# Inverse function help

aquitaine
Ok, I decided to review basic algebra since I haven't done anything with it in like, forever. I came across an inverse function problem that I can't get the right answer.

the equation is:

y = cuberoot(x+sqrt(1+x^2)) + cuberoot(x-sqrt(1+x^2))

I tried replacing X with Y, and solving for Y
and getting rid of the cube roots by cubing both sides
X^3 = y + sqrt(1+y^2) + y - sqrt(1+y^2)
simplifying a bit (the square roots go away)
x^3 = 2y
so
y = (1/2)x^3

Yet the book I'm using says the answer is y=(1/2)(3x+x^3)

What did I do wrong?

Homework Helper
(a+ b)3 is NOT a3+ b3

It is a3+ 3a2b+ 3ab2+ b3

Gold Member
Ok, I decided to review basic algebra since I haven't done anything with it in like, forever. I came across an inverse function problem that I can't get the right answer.

the equation is:

y = cuberoot(x+sqrt(1+x^2)) + cuberoot(x-sqrt(1+x^2))
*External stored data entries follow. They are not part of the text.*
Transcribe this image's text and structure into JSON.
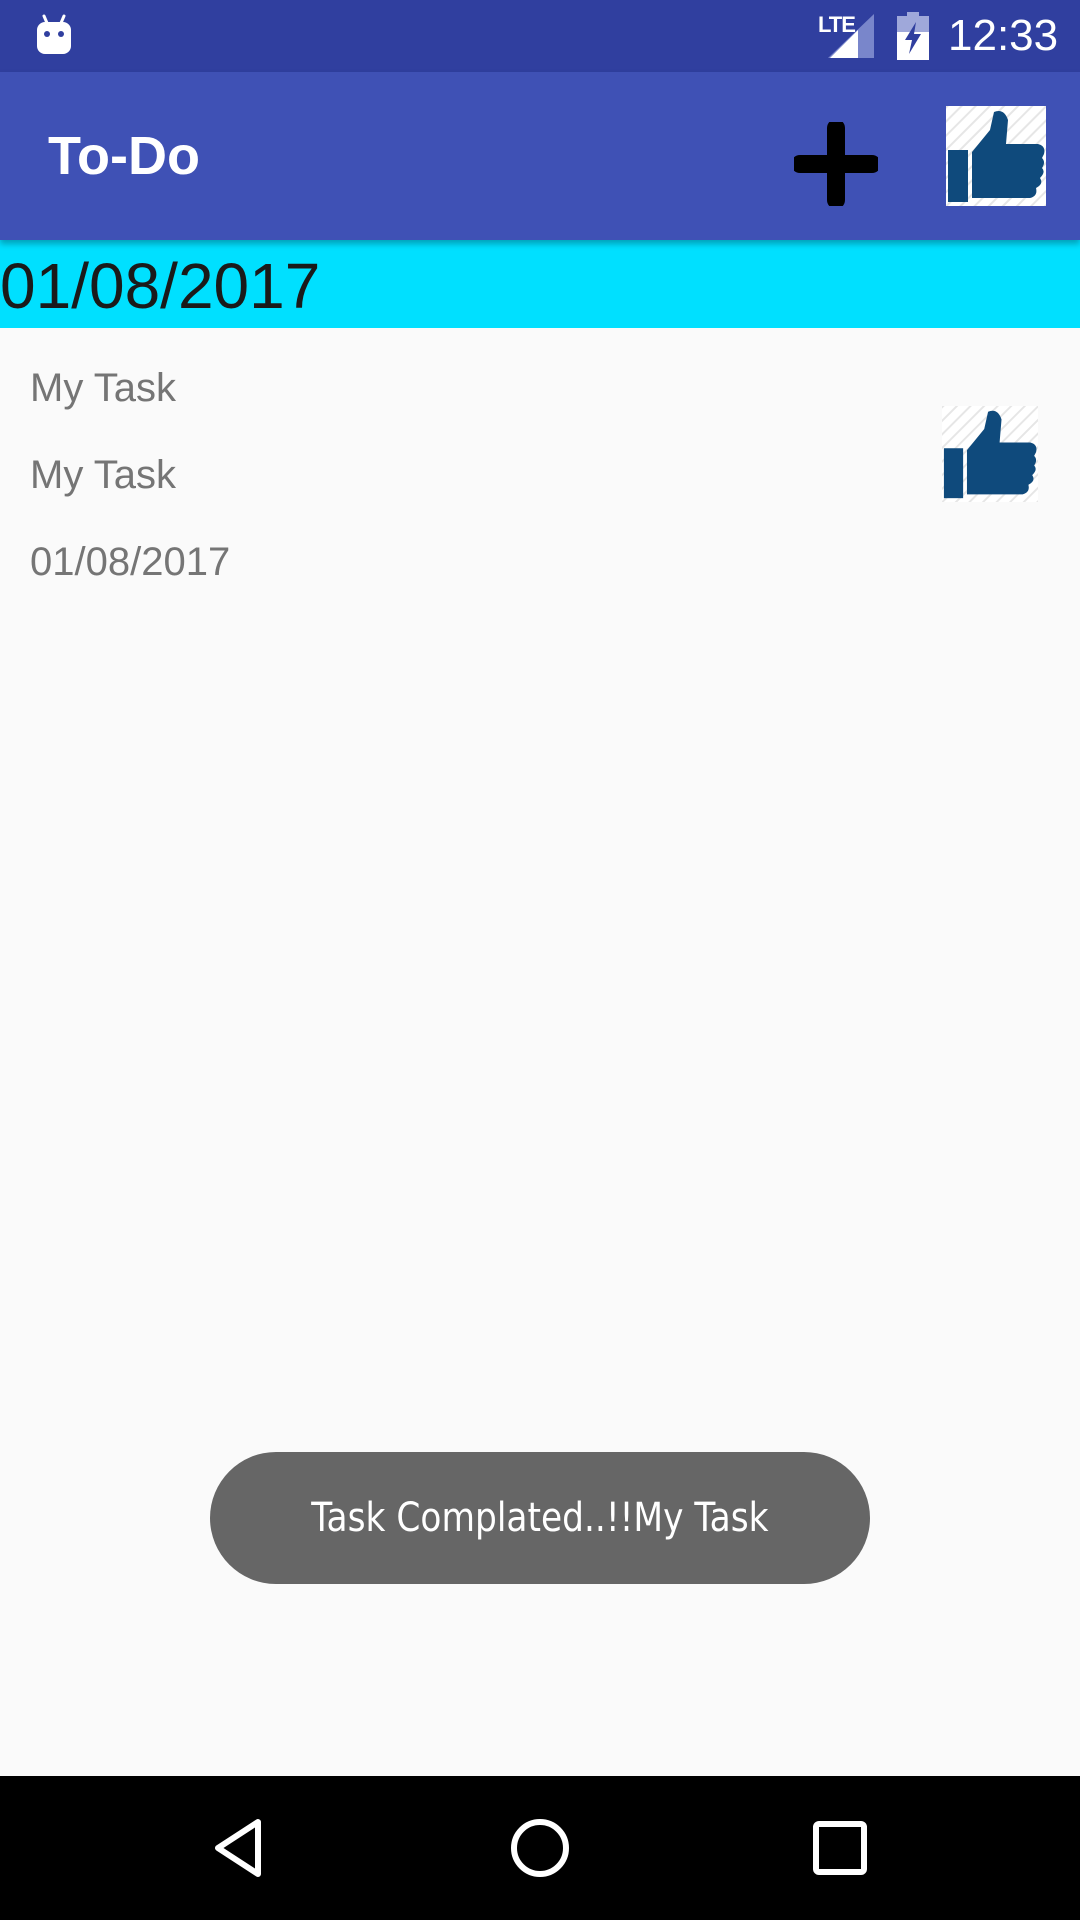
{
  "status_bar": {
    "network": "LTE",
    "time": "12:33",
    "icons": [
      "android-icon",
      "signal-icon",
      "battery-charging-icon"
    ]
  },
  "toolbar": {
    "title": "To-Do",
    "actions": [
      "add-icon",
      "thumbs-up-icon"
    ]
  },
  "date_header": {
    "date": "01/08/2017"
  },
  "task": {
    "title": "My Task",
    "description": "My Task",
    "date": "01/08/2017",
    "action_icon": "thumbs-up-icon"
  },
  "toast": {
    "message": "Task Complated..!!My Task"
  },
  "navigation": {
    "buttons": [
      "back-icon",
      "home-icon",
      "recents-icon"
    ]
  },
  "colors": {
    "status_bar": "#303f9f",
    "toolbar": "#3f51b5",
    "date_header": "#00e0ff",
    "thumbs_up": "#0f4a7c",
    "toast": "#666666"
  }
}
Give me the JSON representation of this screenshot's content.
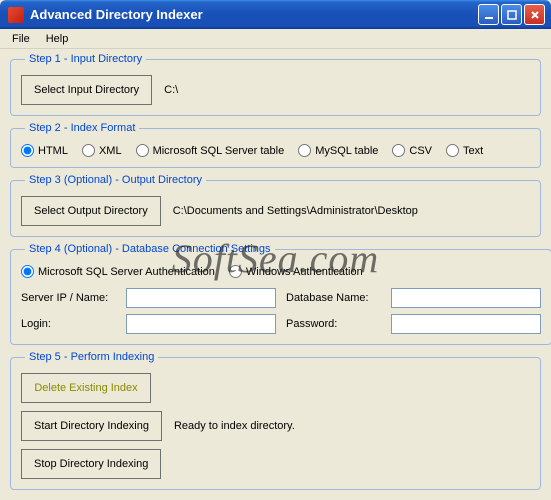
{
  "window": {
    "title": "Advanced Directory Indexer"
  },
  "menu": {
    "file": "File",
    "help": "Help"
  },
  "step1": {
    "legend": "Step 1 - Input Directory",
    "button": "Select Input Directory",
    "path": "C:\\"
  },
  "step2": {
    "legend": "Step 2 - Index Format",
    "options": {
      "html": "HTML",
      "xml": "XML",
      "mssql": "Microsoft SQL Server table",
      "mysql": "MySQL table",
      "csv": "CSV",
      "text": "Text"
    },
    "selected": "html"
  },
  "step3": {
    "legend": "Step 3 (Optional) - Output Directory",
    "button": "Select Output Directory",
    "path": "C:\\Documents and Settings\\Administrator\\Desktop"
  },
  "step4": {
    "legend": "Step 4 (Optional) - Database Connection Settings",
    "auth_sql": "Microsoft SQL Server Authentication",
    "auth_win": "Windows Authentication",
    "server_label": "Server IP / Name:",
    "server_value": "",
    "db_label": "Database Name:",
    "db_value": "",
    "login_label": "Login:",
    "login_value": "",
    "password_label": "Password:",
    "password_value": ""
  },
  "step5": {
    "legend": "Step 5 - Perform Indexing",
    "delete_btn": "Delete Existing Index",
    "start_btn": "Start Directory Indexing",
    "stop_btn": "Stop Directory Indexing",
    "status": "Ready to index directory."
  },
  "watermark": "SoftSea.com"
}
I tried replacing X with Y, and solving for Y
and getting rid of the cube roots by cubing both sides
X^3 = y + sqrt(1+y^2) + y - sqrt(1+y^2)
simplifying a bit (the square roots go away)
x^3 = 2y
so
y = (1/2)x^3

Yet the book I'm using says the answer is y=(1/2)(3x+x^3)

What did I do wrong?

Your equation is a tad confusing, you have y = $$\sqrt[3]{x+sqrt(1+x^2)}$$ + $$\sqrt[3]{x-sqrt(1+x^2)}$$

then you cube both sides and switch y's and x's to get $$x^{3}$$ = y+$$\sqrt(1+y^2)$$ + y-$$\sqrt(1+y^2)$$

Which is wrong. Now if your equation was y = $$\sqrt[3]{x+\sqrt(1+x^2)+x-\sqrt(1+x^2)}$$ this method would be correct. However, it would have been simplified easily before you even cube both sides; In this case it would be in the form y = $$\sqrt[3]{2x}$$ for the roots cancel automatically.